Guárdanos de contemplar las señales de los tiempos solamente con curiosidad. Permite que tu Palabra profética llegue a nuestro corazón y transforme nuestra vida. Danos discernimiento espiritual para que podamos distinguir la verdad del error. Ayúdanos a no tener miedo ni siquiera en tiempos difíciles, sino a mantener nuestra mirada firmemente puesta en Jesús.

No permitas que nuestro amor se enfríe. Llénanos de tu Espíritu Santo. Danos aceite para nuestras lámparas, fidelidad en nuestro servicio y amor por las personas que colocas en nuestro camino.

Ayúdanos a compartir el evangelio de tu reino con valor y amor. Haz de nosotros personas que no solamente hablen del regreso de Jesús, sino que vivan cada día esperando su venida.

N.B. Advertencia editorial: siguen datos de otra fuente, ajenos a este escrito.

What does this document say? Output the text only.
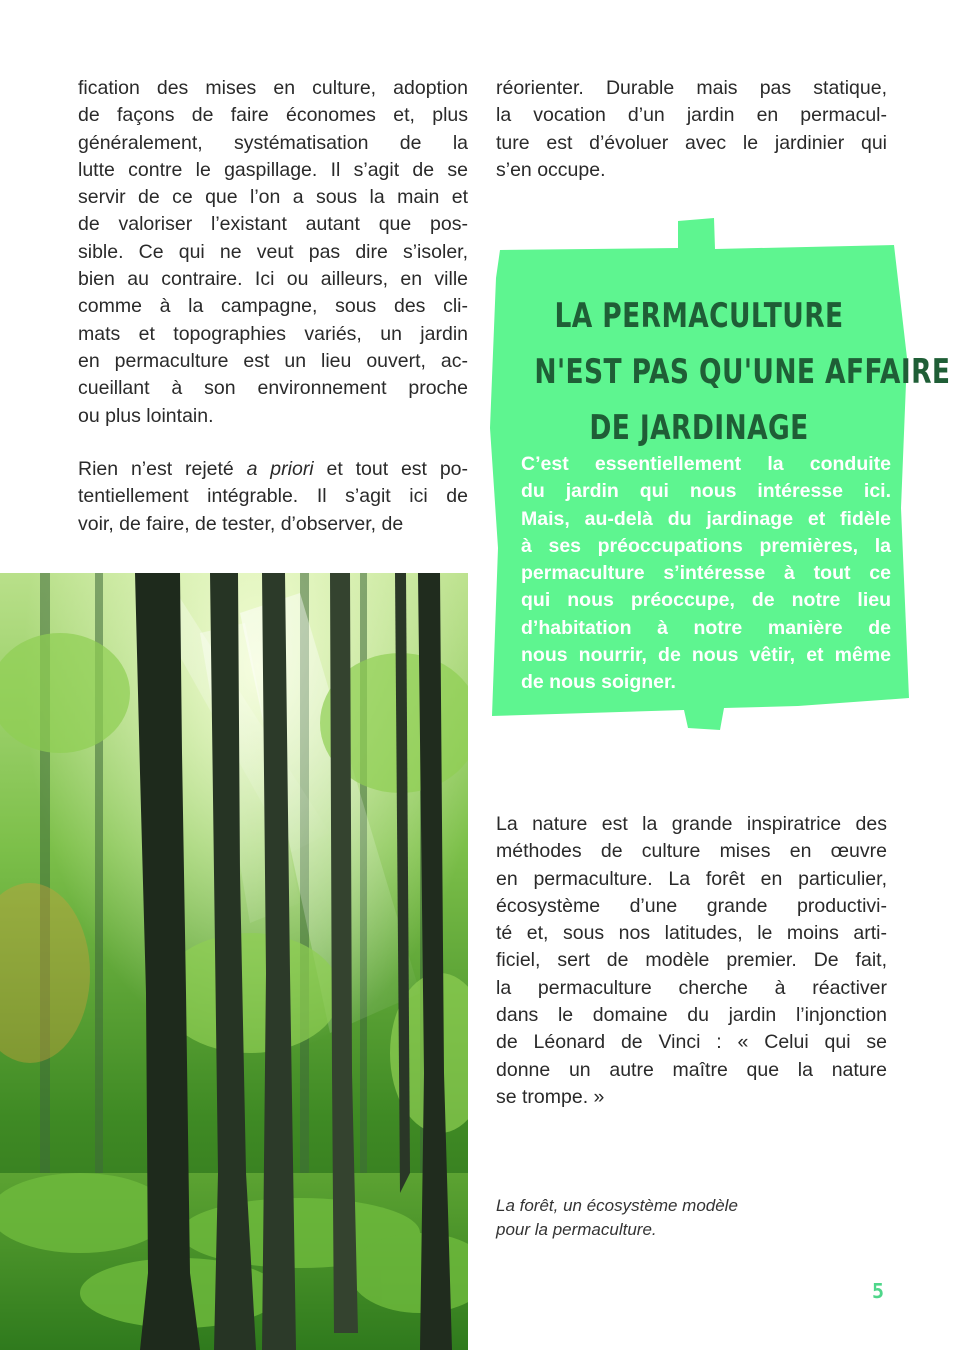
fication des mises en culture, adoption
de façons de faire économes et, plus
généralement, systématisation de la
lutte contre le gaspillage. Il s’agit de se
servir de ce que l’on a sous la main et
de valoriser l’existant autant que pos-
sible. Ce qui ne veut pas dire s’isoler,
bien au contraire. Ici ou ailleurs, en ville
comme à la campagne, sous des cli-
mats et topographies variés, un jardin
en permaculture est un lieu ouvert, ac-
cueillant à son environnement proche
ou plus lointain.
Rien n’est rejeté a priori et tout est po-
tentiellement intégrable. Il s’agit ici de
voir, de faire, de tester, d’observer, de
réorienter. Durable mais pas statique,
la vocation d’un jardin en permacul-
ture est d’évoluer avec le jardinier qui
s’en occupe.
LA PERMACULTURE
N'EST PAS QU'UNE AFFAIRE
DE JARDINAGE
C’est essentiellement la conduite
du jardin qui nous intéresse ici.
Mais, au-delà du jardinage et fidèle
à ses préoccupations premières, la
permaculture s’intéresse à tout ce
qui nous préoccupe, de notre lieu
d’habitation à notre manière de
nous nourrir, de nous vêtir, et même
de nous soigner.
La nature est la grande inspiratrice des
méthodes de culture mises en œuvre
en permaculture. La forêt en particulier,
écosystème d’une grande productivi-
té et, sous nos latitudes, le moins arti-
ficiel, sert de modèle premier. De fait,
la permaculture cherche à réactiver
dans le domaine du jardin l’injonction
de Léonard de Vinci : « Celui qui se
donne un autre maître que la nature
se trompe. »
La forêt, un écosystème modèle
pour la permaculture.
5
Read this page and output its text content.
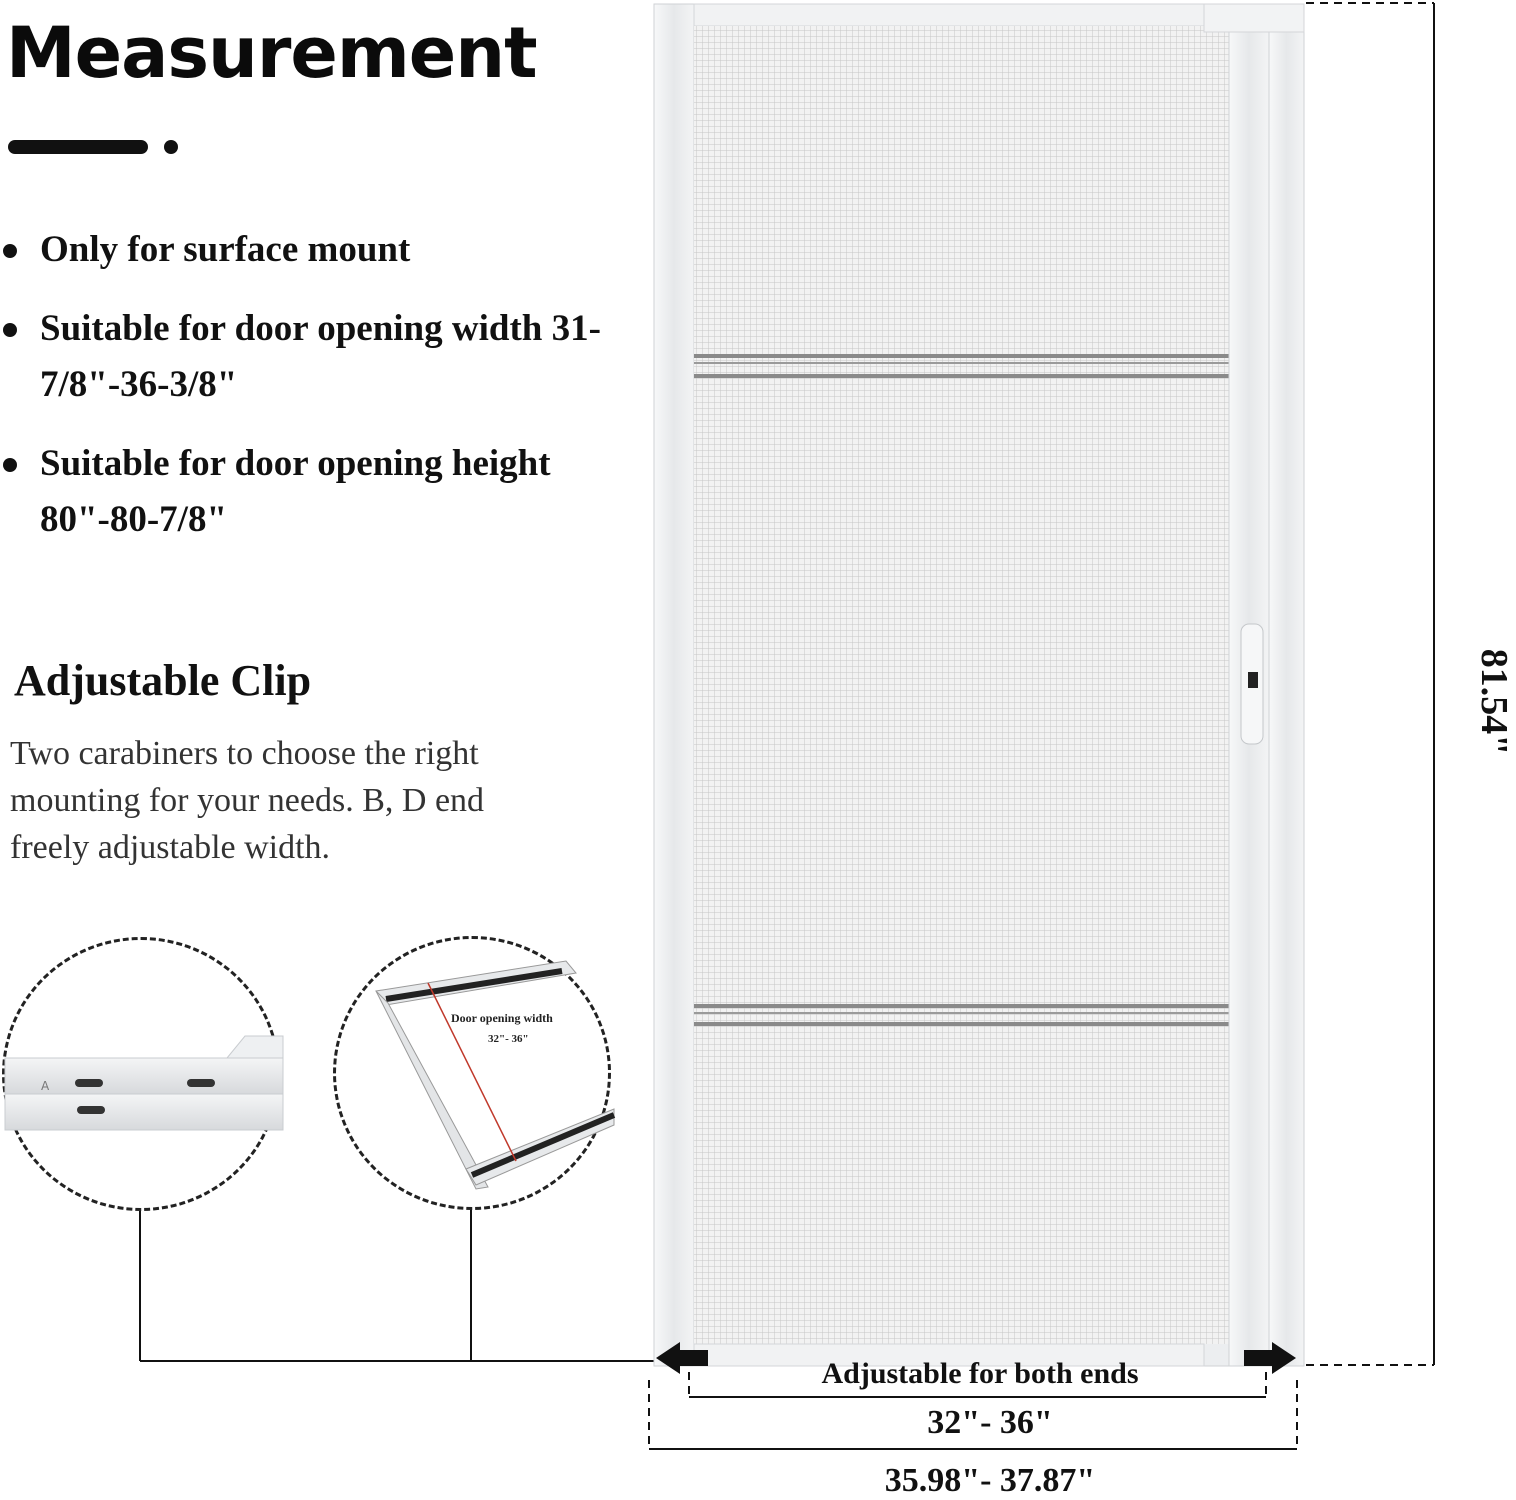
Measurement
Only for surface mount
Suitable for door opening width 31-7/8"-36-3/8"
Suitable for door opening height 80"-80-7/8"
Adjustable Clip
Two carabiners to choose the right mounting for your needs. B, D end freely adjustable width.
A
Door opening width
32"- 36"
Adjustable for both ends
32"- 36"
35.98"- 37.87"
81.54"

Prepara nuestros corazones para el momento en que el cielo se abra y Jesús aparezca con poder y gran gloria. Permite que en aquel día levantemos la mirada con alegría y podamos decir:

«He aquí, este es nuestro Dios, le hemos esperado, y nos salvará; este es el SEÑOR a quien hemos esperado, nos gozaremos y nos alegraremos en su salvación.»
Isaías 25,9

Mantennos vigilantes, fieles y llenos de esperanza hasta que Jesús venga.

En el nombre de Jesús.

Amén.


💌 Invitación a la serie de sermones

Nuestro mundo está cambiando. Las certezas se tambalean, las crisis aumentan y muchas personas se preguntan: ¿Hacia dónde se dirige nuestra historia?

Jesús no dejó estas preguntas sin respuesta. En Mateo 24 y 25 habla de la destrucción de Jerusalén, de las señales de los tiempos, del engaño espiritual, de la persecución, de la proclamación mundial del evangelio y de su regreso visible. Pero no solamente nos muestra lo que sucederá, sino también cómo debemos vivir hasta entonces.

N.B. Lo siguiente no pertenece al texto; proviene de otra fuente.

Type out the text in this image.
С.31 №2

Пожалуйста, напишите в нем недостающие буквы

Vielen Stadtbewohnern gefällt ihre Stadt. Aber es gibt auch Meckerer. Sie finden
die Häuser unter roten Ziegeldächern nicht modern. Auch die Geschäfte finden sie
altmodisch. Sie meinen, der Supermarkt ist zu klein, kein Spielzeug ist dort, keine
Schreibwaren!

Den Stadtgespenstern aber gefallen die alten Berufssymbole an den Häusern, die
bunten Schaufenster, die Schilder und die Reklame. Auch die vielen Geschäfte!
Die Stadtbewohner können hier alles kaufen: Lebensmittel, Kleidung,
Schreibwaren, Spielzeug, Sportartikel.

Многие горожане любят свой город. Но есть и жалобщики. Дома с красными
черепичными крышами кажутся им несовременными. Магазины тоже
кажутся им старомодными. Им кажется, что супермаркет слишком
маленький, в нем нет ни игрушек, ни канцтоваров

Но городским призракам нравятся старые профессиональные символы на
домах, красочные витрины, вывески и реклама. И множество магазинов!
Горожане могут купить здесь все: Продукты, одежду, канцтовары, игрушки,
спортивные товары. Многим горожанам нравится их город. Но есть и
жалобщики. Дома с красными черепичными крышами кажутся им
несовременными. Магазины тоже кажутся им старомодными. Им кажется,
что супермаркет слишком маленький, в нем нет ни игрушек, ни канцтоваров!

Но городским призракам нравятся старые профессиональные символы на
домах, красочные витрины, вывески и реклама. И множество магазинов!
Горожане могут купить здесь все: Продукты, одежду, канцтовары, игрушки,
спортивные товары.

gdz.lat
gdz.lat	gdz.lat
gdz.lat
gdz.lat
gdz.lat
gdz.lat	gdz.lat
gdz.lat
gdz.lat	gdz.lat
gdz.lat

¿Qué significa estar vigilantes? ¿Cómo podemos reconocer el engaño? ¿Qué hace que el amor se enfríe? ¿Qué simboliza el aceite en las lámparas? ¿Cómo debemos utilizar los dones que nos han sido confiados? ¿Y cómo se hace visible que realmente estamos esperando a Jesús?

Te invitamos cordialmente a nuestra nueva serie de sermones:

🌍 CUANDO EL MUNDO SE ACERCA A SU FIN

🕯️ Esperanza, vigilancia y fidelidad en Mateo 24–25

Juntos queremos escuchar las palabras proféticas de Jesús, contemplar las señales a la luz de la Biblia y descubrir qué significa una verdadera preparación para su regreso.

Esta serie no pretende difundir miedo ni fomentar el sensacionalismo profético. Quiere dirigir nuestra mirada hacia Jesús, el Señor de la historia, que conduce a su iglesia a través de todas las conmociones y que ha prometido:

«Y si me fuere y os preparare lugar, vendré otra vez, y os tomaré a mí mismo, para que donde yo estoy, vosotros también estéis.»
Juan 14,3

Acompáñanos en este recorrido por dos de los capítulos proféticos más importantes de la Biblia. Trae tus preguntas, abre tu corazón a la Palabra de Dios y permite que ella te llame nuevamente a la vigilancia, la fidelidad y la esperanza.

Porque las señales nos muestran que Jesús está cerca. Las parábolas nos muestran si estamos preparados.

«Por tanto, también vosotros estad preparados; porque el Hijo del Hombre vendrá a la hora que no pensáis.»